Era dal 1999 che non si vedeva una Bimota sul gradino più alto del podio nel Campionato Italiano. Allora l'onore toccò a Norino Brignola sulla leggendaria YB9sri motorizzata con il quattro cilindri Yamaha 600 della Thundercat in versione Supersport, domenica scorsa è stato Robbin Harms, pilota danese con un passato nel mondiale SS, in sella alla HB4 Moto2. Una vittoria costruita con intelligenza e tattica, sfruttando le condizioni di bagnato un po' come quella arrivata nel mondiale Superbike 2000 a Phillip Island ad opera di Anthony Gobert sulla SB8K, ma comunque una vittoria - 11 i secondi di vantaggio su Lamborghini, primo degli inseguitori, e 16 sul campione in carica Andreozzi - che premia l'impegno dei tecnici della casa riminese e del team EDO Racing di Antonio Farina.
Il successo fa si che Harms possa schierare la sua Bimota nella prova di Monza con la tabella portanumero tricolore, in quanto leader della classifica.
"Sono veramente contento, questa vittoria ci ripaga per il grosso lavoro che il team e l'R&D dell'azienda hanno svolto sino ad oggi" ha commentato Robbin. "Con la pista bagnata si sono rimescolate le carte rispetto alle prove dove eravamo comunque riusciti ad essere molto veloci. In partenza ho sfruttato bene la mia esperienza, guadanando subito le prime posizioni. Poi sono riuscito ad essere veloce quando serviva ed avere una gestione attenta quando non era più il caso di correre rischi, per poi lasciarmi andare ai festeggamenti dopo la bandiera a scacchi. Salire sul gradino più alto del CIV è stata una bella emozione, così come ricevere la tabella di leader del campionato, che punto a mantenere sino al termine della stagione.
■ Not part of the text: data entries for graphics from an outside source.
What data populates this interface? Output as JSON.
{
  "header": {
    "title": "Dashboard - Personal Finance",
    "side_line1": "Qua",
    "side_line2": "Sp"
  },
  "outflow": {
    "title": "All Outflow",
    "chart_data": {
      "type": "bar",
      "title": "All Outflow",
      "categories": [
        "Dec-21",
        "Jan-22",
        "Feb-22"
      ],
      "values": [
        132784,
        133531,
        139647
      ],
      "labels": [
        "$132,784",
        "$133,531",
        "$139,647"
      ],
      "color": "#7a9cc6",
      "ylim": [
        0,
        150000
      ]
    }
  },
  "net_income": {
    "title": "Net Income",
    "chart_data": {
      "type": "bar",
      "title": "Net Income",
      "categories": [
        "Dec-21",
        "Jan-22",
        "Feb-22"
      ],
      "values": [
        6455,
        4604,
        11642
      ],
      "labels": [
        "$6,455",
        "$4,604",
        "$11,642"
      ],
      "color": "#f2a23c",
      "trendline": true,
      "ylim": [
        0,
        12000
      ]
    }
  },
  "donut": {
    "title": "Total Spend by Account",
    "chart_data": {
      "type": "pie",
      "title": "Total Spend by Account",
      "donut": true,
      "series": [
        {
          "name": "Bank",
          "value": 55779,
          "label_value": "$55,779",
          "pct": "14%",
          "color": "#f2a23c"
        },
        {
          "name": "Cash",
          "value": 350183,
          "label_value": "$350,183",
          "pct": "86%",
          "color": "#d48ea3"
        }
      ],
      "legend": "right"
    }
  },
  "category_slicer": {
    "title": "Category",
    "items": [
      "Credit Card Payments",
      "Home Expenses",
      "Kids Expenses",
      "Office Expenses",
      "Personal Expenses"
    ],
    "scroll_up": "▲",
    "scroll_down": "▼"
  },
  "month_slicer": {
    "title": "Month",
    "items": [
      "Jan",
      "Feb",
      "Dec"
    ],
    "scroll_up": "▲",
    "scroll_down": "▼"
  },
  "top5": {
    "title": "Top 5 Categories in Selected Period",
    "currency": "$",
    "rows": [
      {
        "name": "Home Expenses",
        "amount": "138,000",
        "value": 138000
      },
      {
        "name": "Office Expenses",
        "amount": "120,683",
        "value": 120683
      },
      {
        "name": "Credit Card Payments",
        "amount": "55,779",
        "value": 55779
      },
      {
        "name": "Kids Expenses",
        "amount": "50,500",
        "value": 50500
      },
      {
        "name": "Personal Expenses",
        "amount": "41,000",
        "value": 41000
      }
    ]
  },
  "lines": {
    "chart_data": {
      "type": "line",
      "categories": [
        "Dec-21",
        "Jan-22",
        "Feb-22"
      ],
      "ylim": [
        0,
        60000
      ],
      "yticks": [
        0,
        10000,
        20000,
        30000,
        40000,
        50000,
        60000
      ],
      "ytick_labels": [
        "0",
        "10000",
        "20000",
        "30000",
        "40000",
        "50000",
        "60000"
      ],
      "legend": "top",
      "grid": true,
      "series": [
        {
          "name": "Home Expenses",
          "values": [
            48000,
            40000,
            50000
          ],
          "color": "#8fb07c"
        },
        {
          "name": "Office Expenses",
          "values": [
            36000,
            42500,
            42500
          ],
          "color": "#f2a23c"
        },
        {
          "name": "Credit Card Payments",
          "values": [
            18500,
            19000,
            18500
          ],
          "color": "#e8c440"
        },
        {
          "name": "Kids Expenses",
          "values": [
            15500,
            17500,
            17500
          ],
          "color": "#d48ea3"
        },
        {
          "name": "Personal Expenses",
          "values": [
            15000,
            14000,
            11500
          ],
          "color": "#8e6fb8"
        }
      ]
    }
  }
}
Le moto 2 al via sono poche, ma Andreozzi e Lamborghini sono avversari di valore, per cui so che non sarà un compito facile".
Bisogna riconoscere anche il contributo del DS Ruben Xaus, passato sul finire della scorsa stagione da pilota ufficiale Honda al ruolo manageriale nell'organico Bimota. "Sapevamo che il successo non avrebbe tardato ad arrivare, ma la vittoria di oggi ha un sapore particolare" dichiara soddisfatto l'ex pilota catalano. "Harms è stato veramente bravo, ha vinto la gara attaccando nei primi giri e gestendo poi la situazione. Il successo non deve però farci pensare di essere arrivati. Abbiamo ancora molto margine di miglioramento e vogliamo continuare a crescere gara dopo gara. Ho piena fiducia nello staff dell' azienda e nel team, al quale abbiamo affidato lo sviluppo del progetto e che sta rispondendo come mi aspettavo"
Chiude Antonio Farina, proprietario del team: "Questa vittoria ci voleva proprio. Abbiamo lavorato duramente in questi mesi, trovandoci a volte a dover affrontare anche difficoltà impreviste. Siamo riusciti a fare quadrato e ad arrivare a questo risultato, che ci permette di entrare nella storia del marchio. Siamo riusciti a compiere un bel passo avanti rispetto al primo round di campionato di due settimane fa, ma abbiamo ancora molto lavoro da fare. Siamo convinti di essere sulla strada giusta per migliorare lo sviluppo della moto, ma oggi devo ringraziare tutto lo staff, del team e dell' azienda per gli sforzi profusi. Da domani però si ricomincia per cercare di confermarci sul gradino più alto del podio anche a Monza".